史上最強の男(13)
「い、命だけは取らないでよ。そ、それじゃあ言うわよ。良く聞いてね。サンドシティの北東のはずれから更に十五キロくらい北東に行くと結構広い平らな感じの砂漠というか、荒地とでも言った方がピッタリの一帯があるの。
そこにこの男の言う金網に囲まれた南北に細長い建物があるから、そこの一番南端に入り口があって、入って直ぐの所に女が倒れているわ。仰向けに寝せてある。
こいつの道着と私の上着とを掛けてあるから寒くは無いと思うけど、あと何時間持つか分からない状態だから、助ける気があるんだったら早い方が良いわよ。
ただ装甲車とか戦車なんかじゃ駄目だよ。金網と金網の間には沢山の地雷が敷設してあるからね。必ず空から来る様にしておくれ」
「了解した。ところで君達は何処にいるんだ?」
「倒れている女の近くにいるから直ぐ分かるさ。電源を切って!」
「プチッ!」
用が済むと美千代は直ぐ連絡を絶った。
「どうしてそんなに慌てる?」
「長く喋っていると、この場所がばれる恐れがある。ここは並みの核爆弾じゃ壊れないけどメガトン級の核爆弾の直撃だと、さすがに危ないからね。ひょっとするとやるかも知れないでしょう? それより早く帯を解いてよ」
「分かった。それ、解けたぞ! しかし本当に来てくれるかなあ」
「やるだけの事はやったんだし、リカとか言う娘の近くにいるニュアンスで話をしたから、私を目当てにやって来ると思うよ」
「きっとそうだろうな。ふうっ! 安心したら疲れも出てきたが腹も減ってきたな。ああ、結構洒落た時計があるな。午後二時か。さて、これからどうする?」
「あんたは私を助けてくれるんだよね」
「まあ一応ね」
「でもその足じゃあ、助けられそうも無いね。暫くはここにいてメディカルロボットに治療して貰うと良い。私も治療して貰うけどね」
「メディカルロボット?」
「ここには一応何でもあるんだよ。私が長く滞在する予定なんだからね」
「ここを抜け出してどこか街の病院にでも行けないのか? ロボットの治療じゃ心許無い」
「そりゃあ無理だね」
「無理? 金はあるんだろう? 追われている身だから駄目だという事か? 良い方法じゃないかも知れないが、金を積めば何とかなるんじゃないのか?」
「そうじゃない。出られないんだよ」
「出られない?」
「出口は無いんだよ」
「な、何だって! そんな馬鹿な!」
「はははは、あっはははは!」
美千代は暫く笑い続けた。
「な、何が可笑しい!」
「ふふふふ、ここを抜け出す為にはね、三つの鍵が必要なんだよ」
「三つの鍵?」
「一つはあんたの持っているその鍵。二つ目は私の声。そして三つ目は時間」
「時間?」
「ああ、一年に一度だけしか開かないんだよ。三百六十五日後の丸一日間しか開かないのさ。だから私を殺してしまったら、一生出られない。とにかくあと一年待たない限りは開かないんだよ」
「ううむ、くそっ! 今日中に開けられるんじゃないのか?」
「やってみるかい? ひょっとすれば開くかも知れないよ。鍵をここに差し込んでみて。大丈夫取らないわよ」
夢限は言われる通りにした。
「電源を入れて! 防護解除!」
「アト、ヤクイチネン、オマチクダサイ」
「ほらね」
音声の反応に美千代は大袈裟にジェスチャーをして見せた。夢限は一度は天を仰ぎ、
「ハーーーッ!」
深い溜息を吐いて鍵を抜き、少し離れた所にあるベットに俯いて腰を掛けた。美千代はその様子をにやにや笑いながら見ている。

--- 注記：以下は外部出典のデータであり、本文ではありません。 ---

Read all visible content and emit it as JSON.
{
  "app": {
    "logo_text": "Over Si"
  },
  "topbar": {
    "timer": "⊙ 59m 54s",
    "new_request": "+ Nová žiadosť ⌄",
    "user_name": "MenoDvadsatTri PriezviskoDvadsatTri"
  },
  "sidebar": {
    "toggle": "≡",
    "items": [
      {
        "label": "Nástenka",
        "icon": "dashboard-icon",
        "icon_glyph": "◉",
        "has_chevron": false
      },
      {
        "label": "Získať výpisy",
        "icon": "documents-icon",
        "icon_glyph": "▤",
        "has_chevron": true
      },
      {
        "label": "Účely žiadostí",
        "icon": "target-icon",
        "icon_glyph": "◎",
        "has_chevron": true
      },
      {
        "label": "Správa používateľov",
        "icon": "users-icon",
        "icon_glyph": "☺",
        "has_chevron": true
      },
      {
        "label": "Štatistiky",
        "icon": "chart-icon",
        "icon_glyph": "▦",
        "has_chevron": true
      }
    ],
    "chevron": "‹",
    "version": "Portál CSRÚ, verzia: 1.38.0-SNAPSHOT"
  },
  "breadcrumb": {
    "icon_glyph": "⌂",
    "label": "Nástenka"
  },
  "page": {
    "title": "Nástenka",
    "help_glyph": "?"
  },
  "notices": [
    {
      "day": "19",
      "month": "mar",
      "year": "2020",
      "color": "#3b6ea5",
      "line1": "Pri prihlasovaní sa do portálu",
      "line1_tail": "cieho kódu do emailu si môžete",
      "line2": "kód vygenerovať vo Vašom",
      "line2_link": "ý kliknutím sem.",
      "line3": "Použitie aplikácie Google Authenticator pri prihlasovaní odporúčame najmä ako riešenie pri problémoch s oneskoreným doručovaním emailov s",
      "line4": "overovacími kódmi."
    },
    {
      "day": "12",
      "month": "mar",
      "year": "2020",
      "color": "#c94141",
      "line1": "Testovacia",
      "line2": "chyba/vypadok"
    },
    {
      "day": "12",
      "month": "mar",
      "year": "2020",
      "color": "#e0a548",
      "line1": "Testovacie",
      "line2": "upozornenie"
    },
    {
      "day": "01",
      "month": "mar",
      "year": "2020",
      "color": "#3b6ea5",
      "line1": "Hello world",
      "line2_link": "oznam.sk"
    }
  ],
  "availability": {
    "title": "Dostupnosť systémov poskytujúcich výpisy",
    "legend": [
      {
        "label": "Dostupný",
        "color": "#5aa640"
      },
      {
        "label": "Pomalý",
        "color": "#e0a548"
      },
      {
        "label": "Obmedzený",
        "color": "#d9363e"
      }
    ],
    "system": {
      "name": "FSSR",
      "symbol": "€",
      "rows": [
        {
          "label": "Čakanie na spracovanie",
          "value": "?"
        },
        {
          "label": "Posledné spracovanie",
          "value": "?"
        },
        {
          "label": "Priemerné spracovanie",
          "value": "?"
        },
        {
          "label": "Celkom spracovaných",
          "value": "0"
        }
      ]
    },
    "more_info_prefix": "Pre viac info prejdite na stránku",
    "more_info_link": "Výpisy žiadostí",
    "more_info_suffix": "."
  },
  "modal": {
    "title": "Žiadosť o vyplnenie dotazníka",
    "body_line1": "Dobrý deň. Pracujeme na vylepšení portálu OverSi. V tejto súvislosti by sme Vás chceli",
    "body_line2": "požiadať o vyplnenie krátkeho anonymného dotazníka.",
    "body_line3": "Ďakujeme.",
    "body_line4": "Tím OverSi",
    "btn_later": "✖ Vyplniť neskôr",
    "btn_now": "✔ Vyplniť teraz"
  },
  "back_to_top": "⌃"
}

「私の顔に傷を付けた罪は償って貰うよ。でも食料なら大丈夫。十年分位のストックはあるわ。それと言ってなかったけど、ここは見付からない様に階段も完全に塞がっているのよ。探したって分かりゃしないわ。貴方の傷と私の傷とを一年掛けてゆっくり治せばいいのよ」
「フーーーッ、そうするしか無さそうだな」
夢限は結局美千代の思い通りに操られている様に感じた。
しかし、
「それから言って置くけど、もう二度と、『浜岡が死んだ』何て言わないでよ! あの人が死ぬ筈が無い! もう一度言ったら舌を噛み切って死んでやる。そしたら貴方は終わりよ。一生涯ここから出られないんですからね。良いわね!」
今まで一度も見せた事の無い様な物凄い形相で言った。彼女にとって浜岡は神の様な存在だったのだろう。夢限にとってはこれからの一年は気の遠くなる様な長い日にちに思われた。